Bryan Shelton said he has always told his son that Wimbledon is the game’s most special venue, a place where he had dreamed of playing as a teenager in Alabama and watching the famous matches between Bjorn Borg and John McEnroe on TV. In 1989, he walked onto a court to play Boris Becker, who was already a two-time Wimbledon champion at 22, two years younger than Bryan Shelton. Becker beat him in three sets.
“Somebody pulled up a video on an iPad and gave it to me for us to watch,” Bryan Shelton said. “Better than I thought it would be.”
He reached the fourth round of Wimbledon in 1994, his best performance at a Grand Slam tournament, beating second seed Michael Stich of Germany in his opening match.
Bryan Shelton said for the past six months, he and his wife, Lisa, had discussed leaving his university job to work full-time with Ben, but first he needed to make sure Ben still wanted him. He did.
In Ben’s early teenage years, father and son would practice before Ben left for school, arriving at the track at 6:45 every morning. Through that experience and during Ben’s college career, Bryan learned a lesson that almost all parents learn about their children: Despite all the shared DNA, they are not mini-me’s.
Bryan loved drilling on the tennis court and honing shots through hours of practice. Bor bare Ben. The competition drives him. He must play more points in training.
Bryan said as a junior player there were times when Ben would come home after losing a tournament and Bryan would ask his son what had gone wrong.
This was before Ben had grown to 6-foot-4 and 195 pounds. He wanted to tell his father that he just needed to grow up.

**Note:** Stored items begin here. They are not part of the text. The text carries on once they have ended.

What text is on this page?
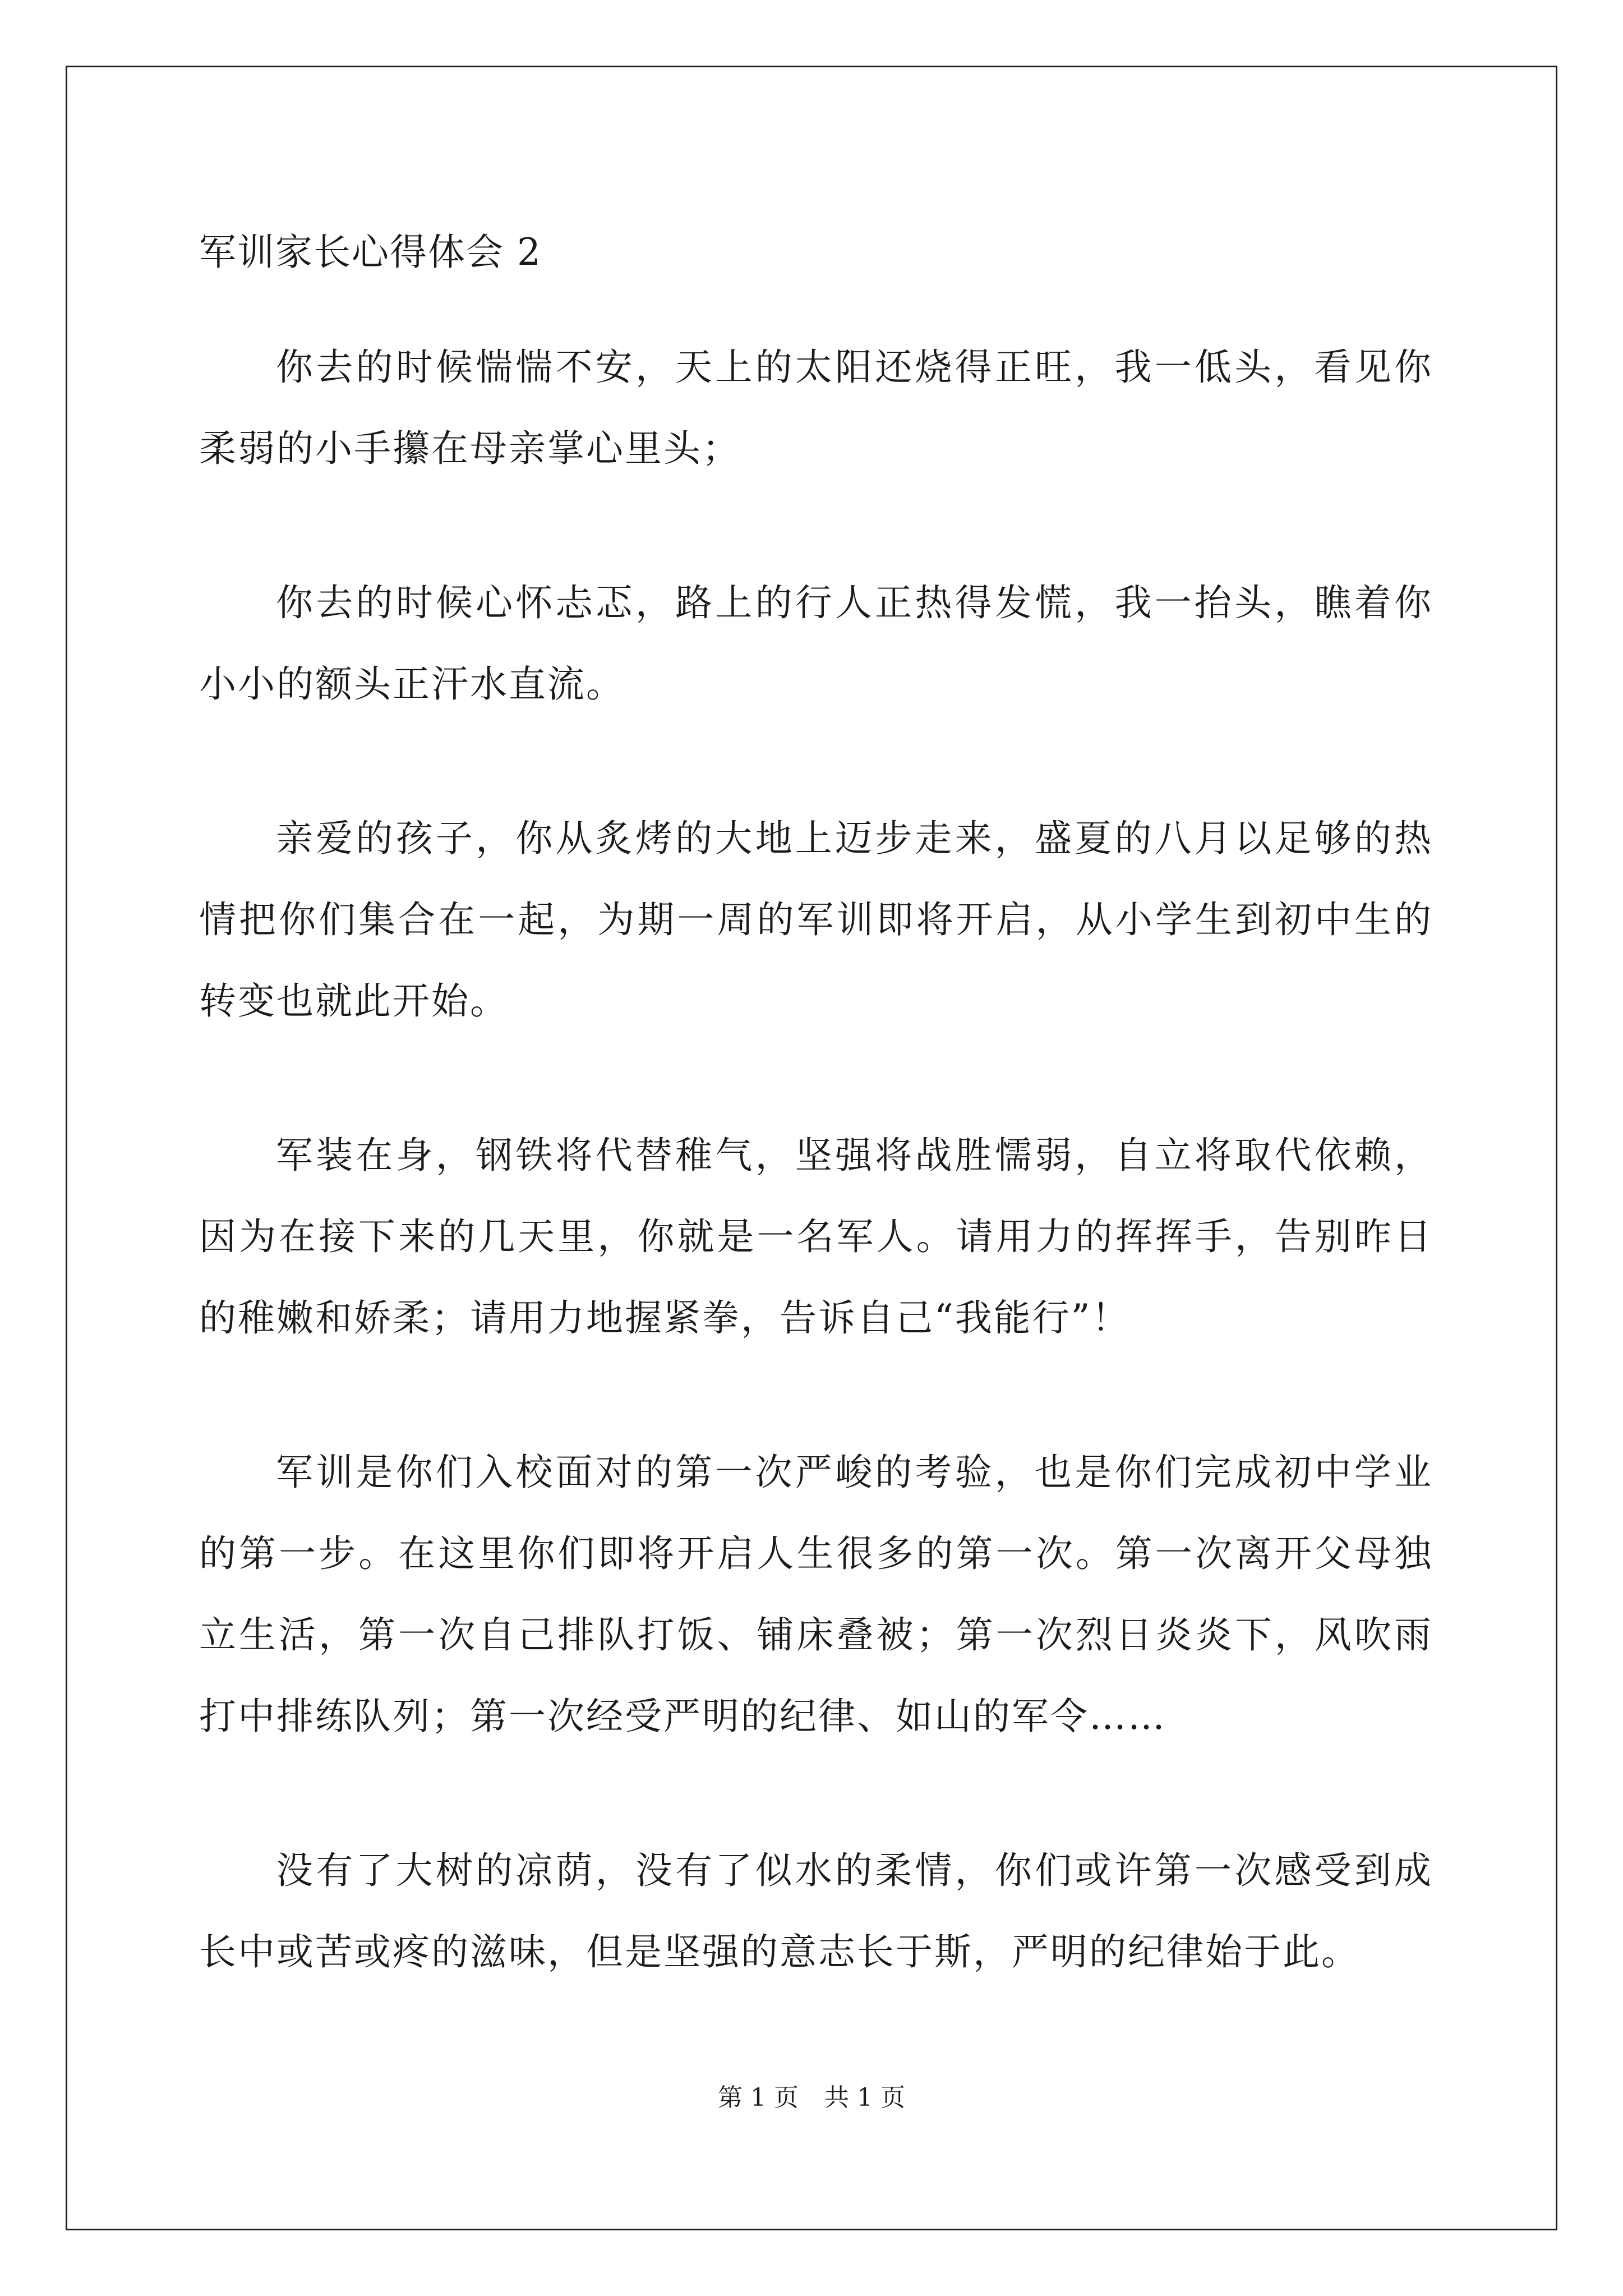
军训家长心得体会 2

你去的时候惴惴不安，天上的太阳还烧得正旺，我一低头，看见你柔弱的小手攥在母亲掌心里头；

你去的时候心怀忐忑，路上的行人正热得发慌，我一抬头，瞧着你小小的额头正汗水直流。

亲爱的孩子，你从炙烤的大地上迈步走来，盛夏的八月以足够的热情把你们集合在一起，为期一周的军训即将开启，从小学生到初中生的转变也就此开始。

军装在身，钢铁将代替稚气，坚强将战胜懦弱，自立将取代依赖，因为在接下来的几天里，你就是一名军人。请用力的挥挥手，告别昨日的稚嫩和娇柔；请用力地握紧拳，告诉自己“我能行”！

军训是你们入校面对的第一次严峻的考验，也是你们完成初中学业的第一步。在这里你们即将开启人生很多的第一次。第一次离开父母独立生活，第一次自己排队打饭、铺床叠被；第一次烈日炎炎下，风吹雨打中排练队列；第一次经受严明的纪律、如山的军令……

没有了大树的凉荫，没有了似水的柔情，你们或许第一次感受到成长中或苦或疼的滋味，但是坚强的意志长于斯，严明的纪律始于此。

第 1 页 共 1 页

Bryan didn’t necessarily like that answer. He would tell his son that there were always things he could improve on, that he should make a list of the elements of his game that he needed to improve, the way Bryan felt after some of his losses. But that wasn’t how Ben ticked.
“I got in his way,” Bryan Shelton said. “What I learned I have to do is let him think about how good he is and know he’s going to do the job.”
Like every coach and player, they have had their moments on the pitch. There are times when Ben needs to let off steam and Bryan needs to be composed. An hour later someone will apologize and they move on. They share an understanding that people make mistakes, and they try to maintain their “no grudges” rule.
Ben said his dad has gotten good at picking up on the signals that it’s time to switch from coach mode to dad mode. Bryan wants to put a time limit on a video session so they aren’t constantly watching and talking about tennis. So far, he’s been happy to let Ben have dinner with friends while he stays back in his hotel room, ordering in and watching golf.
“He’s pretty easy to travel with,” Ben said of his father.
Good thing. They will do a lot of it.